Nicola Leibinger-Kammüller erhält den Benedikt-Preis 2026 für ihr Lebenswerk
Noah AlbrechtNicola Leibinger-Kammüller erhält den Benedikt-Preis 2026 für ihr Lebenswerk
Der Benedikt-Preis von Mönchengladbach hat die Unternehmerin Nicola Leibinger-Kammüller zur Preisträgerin des Jahres 2026 ernannt. Die renommierte Auszeichnung würdigt ihre Leistungen in der Wirtschaft, ihr gesellschaftliches Engagement und ihr Bekenntnis zu familiären Werten.

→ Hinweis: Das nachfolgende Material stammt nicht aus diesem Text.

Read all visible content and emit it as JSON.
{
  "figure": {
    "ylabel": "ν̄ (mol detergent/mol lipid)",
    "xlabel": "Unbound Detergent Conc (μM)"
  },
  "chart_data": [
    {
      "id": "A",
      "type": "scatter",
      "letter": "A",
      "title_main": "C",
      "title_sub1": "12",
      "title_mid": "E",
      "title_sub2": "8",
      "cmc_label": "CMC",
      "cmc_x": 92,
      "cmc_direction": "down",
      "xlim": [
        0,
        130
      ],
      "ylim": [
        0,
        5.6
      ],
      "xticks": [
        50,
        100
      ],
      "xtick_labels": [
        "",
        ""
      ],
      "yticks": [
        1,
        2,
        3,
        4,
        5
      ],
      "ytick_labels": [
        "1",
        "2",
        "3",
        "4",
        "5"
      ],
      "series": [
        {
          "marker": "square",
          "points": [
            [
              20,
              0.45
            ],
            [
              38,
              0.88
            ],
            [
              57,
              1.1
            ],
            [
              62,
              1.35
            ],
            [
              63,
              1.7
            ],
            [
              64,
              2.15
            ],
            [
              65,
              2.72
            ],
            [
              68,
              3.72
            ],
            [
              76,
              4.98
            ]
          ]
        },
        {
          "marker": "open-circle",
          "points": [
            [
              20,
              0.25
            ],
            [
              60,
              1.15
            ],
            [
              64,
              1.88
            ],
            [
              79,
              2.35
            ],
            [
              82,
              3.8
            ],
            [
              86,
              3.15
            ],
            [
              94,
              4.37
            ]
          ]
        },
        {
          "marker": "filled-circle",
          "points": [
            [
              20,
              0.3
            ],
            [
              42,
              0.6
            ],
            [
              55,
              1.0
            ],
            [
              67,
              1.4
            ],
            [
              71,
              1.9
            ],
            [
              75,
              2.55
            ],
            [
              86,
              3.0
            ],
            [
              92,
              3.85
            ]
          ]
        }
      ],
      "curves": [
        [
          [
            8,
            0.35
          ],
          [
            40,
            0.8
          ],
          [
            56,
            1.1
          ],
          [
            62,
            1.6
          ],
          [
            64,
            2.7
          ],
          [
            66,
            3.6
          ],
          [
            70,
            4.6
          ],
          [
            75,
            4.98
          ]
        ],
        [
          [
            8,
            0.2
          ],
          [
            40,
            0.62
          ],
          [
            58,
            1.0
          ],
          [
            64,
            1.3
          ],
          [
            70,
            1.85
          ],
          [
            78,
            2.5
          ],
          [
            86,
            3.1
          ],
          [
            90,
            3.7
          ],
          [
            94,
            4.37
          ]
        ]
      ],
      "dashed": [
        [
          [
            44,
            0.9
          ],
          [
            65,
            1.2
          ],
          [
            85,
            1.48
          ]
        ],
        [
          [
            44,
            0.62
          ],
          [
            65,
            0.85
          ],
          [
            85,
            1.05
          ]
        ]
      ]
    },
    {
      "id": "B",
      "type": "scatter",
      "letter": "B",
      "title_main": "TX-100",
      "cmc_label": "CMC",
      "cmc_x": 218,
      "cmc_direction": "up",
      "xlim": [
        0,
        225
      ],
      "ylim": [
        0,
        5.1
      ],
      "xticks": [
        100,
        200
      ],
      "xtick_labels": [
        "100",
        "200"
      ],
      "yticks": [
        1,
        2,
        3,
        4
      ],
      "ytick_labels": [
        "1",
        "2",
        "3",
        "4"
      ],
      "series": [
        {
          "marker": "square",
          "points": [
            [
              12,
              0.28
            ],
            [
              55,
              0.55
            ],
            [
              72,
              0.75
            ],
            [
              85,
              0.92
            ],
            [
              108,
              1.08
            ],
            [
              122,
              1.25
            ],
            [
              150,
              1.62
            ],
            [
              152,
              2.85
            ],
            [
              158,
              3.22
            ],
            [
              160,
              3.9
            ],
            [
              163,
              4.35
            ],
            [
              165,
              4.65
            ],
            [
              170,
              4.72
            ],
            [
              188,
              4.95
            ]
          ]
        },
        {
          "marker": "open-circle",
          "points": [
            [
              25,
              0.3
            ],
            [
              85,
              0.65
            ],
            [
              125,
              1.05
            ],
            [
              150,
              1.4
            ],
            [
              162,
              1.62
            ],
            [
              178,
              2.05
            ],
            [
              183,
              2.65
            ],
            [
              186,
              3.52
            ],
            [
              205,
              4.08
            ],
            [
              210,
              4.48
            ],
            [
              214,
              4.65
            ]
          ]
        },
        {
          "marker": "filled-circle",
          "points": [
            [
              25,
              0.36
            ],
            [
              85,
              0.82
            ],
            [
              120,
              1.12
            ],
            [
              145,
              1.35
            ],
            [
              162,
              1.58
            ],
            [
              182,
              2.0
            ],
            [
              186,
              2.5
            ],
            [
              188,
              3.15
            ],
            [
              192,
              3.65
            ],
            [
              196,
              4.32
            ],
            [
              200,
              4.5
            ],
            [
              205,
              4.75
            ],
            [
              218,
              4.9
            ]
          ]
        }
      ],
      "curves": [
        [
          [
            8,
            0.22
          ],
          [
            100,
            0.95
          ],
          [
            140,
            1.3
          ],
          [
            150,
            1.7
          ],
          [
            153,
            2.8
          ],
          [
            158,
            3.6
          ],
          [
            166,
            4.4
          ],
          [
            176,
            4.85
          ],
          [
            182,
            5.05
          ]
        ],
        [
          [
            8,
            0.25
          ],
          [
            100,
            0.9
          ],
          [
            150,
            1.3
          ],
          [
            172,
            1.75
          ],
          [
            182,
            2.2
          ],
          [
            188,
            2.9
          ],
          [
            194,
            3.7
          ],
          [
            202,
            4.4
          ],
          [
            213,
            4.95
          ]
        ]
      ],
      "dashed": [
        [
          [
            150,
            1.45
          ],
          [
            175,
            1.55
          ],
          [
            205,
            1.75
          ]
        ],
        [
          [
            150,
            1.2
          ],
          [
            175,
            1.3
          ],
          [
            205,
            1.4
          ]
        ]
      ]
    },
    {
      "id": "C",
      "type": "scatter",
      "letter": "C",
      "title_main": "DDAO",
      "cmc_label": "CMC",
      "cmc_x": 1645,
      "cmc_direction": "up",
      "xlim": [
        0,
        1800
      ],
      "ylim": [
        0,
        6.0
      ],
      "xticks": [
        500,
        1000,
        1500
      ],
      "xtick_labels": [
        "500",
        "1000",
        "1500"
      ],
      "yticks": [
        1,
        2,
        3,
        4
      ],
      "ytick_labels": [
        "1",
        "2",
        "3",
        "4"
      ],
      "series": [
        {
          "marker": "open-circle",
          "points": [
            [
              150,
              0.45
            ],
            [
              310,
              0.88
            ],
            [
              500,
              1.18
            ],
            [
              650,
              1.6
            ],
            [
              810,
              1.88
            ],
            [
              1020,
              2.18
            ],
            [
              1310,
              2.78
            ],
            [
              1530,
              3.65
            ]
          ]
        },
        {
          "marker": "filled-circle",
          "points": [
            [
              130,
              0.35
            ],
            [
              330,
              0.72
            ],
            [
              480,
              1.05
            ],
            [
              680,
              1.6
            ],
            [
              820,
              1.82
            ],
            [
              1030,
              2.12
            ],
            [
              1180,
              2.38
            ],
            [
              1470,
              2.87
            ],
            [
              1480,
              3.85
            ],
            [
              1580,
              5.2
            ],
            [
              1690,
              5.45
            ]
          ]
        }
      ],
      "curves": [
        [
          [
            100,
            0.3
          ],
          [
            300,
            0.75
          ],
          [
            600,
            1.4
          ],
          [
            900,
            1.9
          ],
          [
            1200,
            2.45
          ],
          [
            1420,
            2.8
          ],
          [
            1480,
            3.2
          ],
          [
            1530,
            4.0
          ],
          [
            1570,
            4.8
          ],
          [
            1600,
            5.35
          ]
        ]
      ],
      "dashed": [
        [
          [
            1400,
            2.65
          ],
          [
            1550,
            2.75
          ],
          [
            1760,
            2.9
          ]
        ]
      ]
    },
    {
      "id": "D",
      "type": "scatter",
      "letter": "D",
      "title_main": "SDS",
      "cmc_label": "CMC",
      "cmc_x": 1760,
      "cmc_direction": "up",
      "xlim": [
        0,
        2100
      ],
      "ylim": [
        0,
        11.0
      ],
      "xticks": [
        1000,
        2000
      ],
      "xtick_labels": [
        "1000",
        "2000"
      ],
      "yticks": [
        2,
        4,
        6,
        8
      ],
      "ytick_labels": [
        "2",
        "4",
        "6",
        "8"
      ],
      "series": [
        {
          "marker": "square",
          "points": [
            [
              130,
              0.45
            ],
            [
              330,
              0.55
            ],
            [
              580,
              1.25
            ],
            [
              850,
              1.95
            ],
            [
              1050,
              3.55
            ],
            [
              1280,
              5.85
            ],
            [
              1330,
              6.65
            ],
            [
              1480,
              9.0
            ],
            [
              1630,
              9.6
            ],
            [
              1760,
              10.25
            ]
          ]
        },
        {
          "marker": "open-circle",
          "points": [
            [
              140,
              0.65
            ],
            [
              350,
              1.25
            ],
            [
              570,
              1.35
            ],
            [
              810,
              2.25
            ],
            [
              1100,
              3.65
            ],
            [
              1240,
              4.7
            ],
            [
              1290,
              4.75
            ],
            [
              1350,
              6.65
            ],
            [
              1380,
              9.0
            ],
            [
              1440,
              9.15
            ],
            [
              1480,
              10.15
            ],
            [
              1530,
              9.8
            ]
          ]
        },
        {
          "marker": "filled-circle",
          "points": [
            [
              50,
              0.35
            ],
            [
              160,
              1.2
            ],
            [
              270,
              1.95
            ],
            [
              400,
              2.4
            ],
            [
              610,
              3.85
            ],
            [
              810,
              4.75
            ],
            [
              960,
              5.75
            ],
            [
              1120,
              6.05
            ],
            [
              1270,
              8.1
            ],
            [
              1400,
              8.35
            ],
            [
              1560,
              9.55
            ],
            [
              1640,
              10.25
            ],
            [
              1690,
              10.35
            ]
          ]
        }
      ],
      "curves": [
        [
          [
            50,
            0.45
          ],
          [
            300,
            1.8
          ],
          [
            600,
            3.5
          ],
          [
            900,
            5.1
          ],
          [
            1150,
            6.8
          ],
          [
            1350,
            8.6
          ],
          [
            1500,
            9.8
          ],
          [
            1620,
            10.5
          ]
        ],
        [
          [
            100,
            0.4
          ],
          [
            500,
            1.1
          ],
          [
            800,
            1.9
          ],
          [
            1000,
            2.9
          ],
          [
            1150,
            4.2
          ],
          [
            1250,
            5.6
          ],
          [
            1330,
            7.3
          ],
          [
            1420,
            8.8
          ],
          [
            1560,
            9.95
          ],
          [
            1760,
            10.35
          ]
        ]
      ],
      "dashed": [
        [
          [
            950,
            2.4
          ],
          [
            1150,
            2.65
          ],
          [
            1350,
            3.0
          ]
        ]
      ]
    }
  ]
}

Die feierliche Verleihung findet im September nächsten Jahres statt.
Seit über 50 Jahren ehrt der Benedikt-Preis herausragende Persönlichkeiten. Seit 2013 hat er sich zu einer bundesweit anerkannten Auszeichnung entwickelt und steht damit neben anderen bedeutenden Preisen in Nordrhein-Westfalen. Zu den früheren Preisträgern zählen der ehemalige Bundespräsident Joachim Gauck, Königin Silvia von Schweden und der frühere EU-Kommissionspräsident Jean-Claude Juncker.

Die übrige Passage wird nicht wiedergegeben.